To choose the right size, consider each air compressor's duty cycle. Basically, a duty cycle is a rating for how much of a break a system needs to take when run continuously for 10 minutes, and it is expressed with a percentage. For example, an air compressor with a duty cycle of 70% would mean that the air compressor would run for 7 out of 10 minutes before the motor would need to take a break. The higher the percentage, the longer the system is capable of running.
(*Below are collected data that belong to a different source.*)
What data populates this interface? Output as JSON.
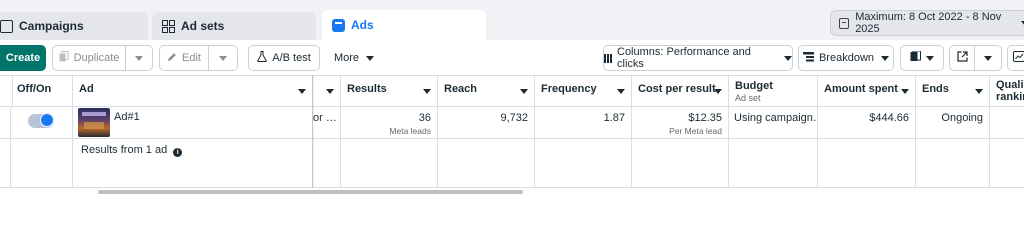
{
  "tabs": {
    "campaigns": "Campaigns",
    "ad_sets": "Ad sets",
    "ads": "Ads"
  },
  "date_range": "Maximum: 8 Oct 2022 - 8 Nov 2025",
  "toolbar": {
    "create": "Create",
    "duplicate": "Duplicate",
    "edit": "Edit",
    "ab_test": "A/B test",
    "more": "More",
    "columns": "Columns: Performance and clicks",
    "breakdown": "Breakdown"
  },
  "columns": {
    "off_on": "Off/On",
    "ad": "Ad",
    "results": "Results",
    "reach": "Reach",
    "frequency": "Frequency",
    "cost_per_result": "Cost per result",
    "budget": "Budget",
    "budget_sub": "Ad set",
    "amount_spent": "Amount spent",
    "ends": "Ends",
    "quality": "Quality ranking",
    "quality_line1": "Quali",
    "quality_line2": "rankin"
  },
  "rows": [
    {
      "ad_name": "Ad#1",
      "delivery": "or …",
      "results": "36",
      "results_sub": "Meta leads",
      "reach": "9,732",
      "frequency": "1.87",
      "cost_per_result": "$12.35",
      "cost_sub": "Per Meta lead",
      "budget": "Using campaign…",
      "amount_spent": "$444.66",
      "ends": "Ongoing",
      "active": true
    }
  ],
  "summary": "Results from 1 ad",
  "colors": {
    "accent": "#1877f2",
    "create_button": "#00756a",
    "tab_bg": "#e4e6eb"
  },
  "icons": [
    "campaigns-icon",
    "ad-sets-icon",
    "ads-icon",
    "calendar-icon",
    "duplicate-icon",
    "edit-icon",
    "flask-icon",
    "columns-icon",
    "breakdown-icon",
    "reports-icon",
    "export-icon",
    "chart-icon",
    "info-icon"
  ]
}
As you ponder your options, think about how many minutes straight you would need to use your system on average. If you are a stay-at-home mom who wants to add a little crown molding around the house, a system with a low air duty cycle might work just fine. On the other hand, if you know that you will need your system to keep up with you and run continuously, look for an air compressor with a large tank and a great duty cycle rating.
2: Work Location
After you know what size you are looking for, you will need to carefully consider your personal work environment. Here are a few types of air compressors, and the work environment they are meant for:
- Gas-Powered Air Compressors: If you are a professional contractor or tend to work outside in your yard, it isn't always easy to track down a power outlet. If you rely heavily on air tools to help you to get the job done, you might be left in a pinch if you can't plug your system in. However, gas-powered air compressors have internal combustion engines, so you can use them anywhere. In addition to toting that compressor onto your roof, you might also be able to get a little work done on your cabin in the middle of the wilderness.
- Electric Air Compressors: On the other hand, gas-powered air compressors tend to generate carbon monoxide, which can be dangerous if you work in the enclosed space of your basement or garage. To avoid polluting your indoor air with poisonous gas, purchase an electric air compressor.
- Adjustable Exhaust Air Compressors: If you want the flexibility of being able to work indoors or outside, consider looking for a system that boasts adjustable exhaust controls. These systems allow you to reroute the exhaust with the help of a long, adjustable hose, so that you can work wherever you want.
Choosing an air compressor designed to fit your needs might help you to get the job done a little faster, while staying safe in your work environment.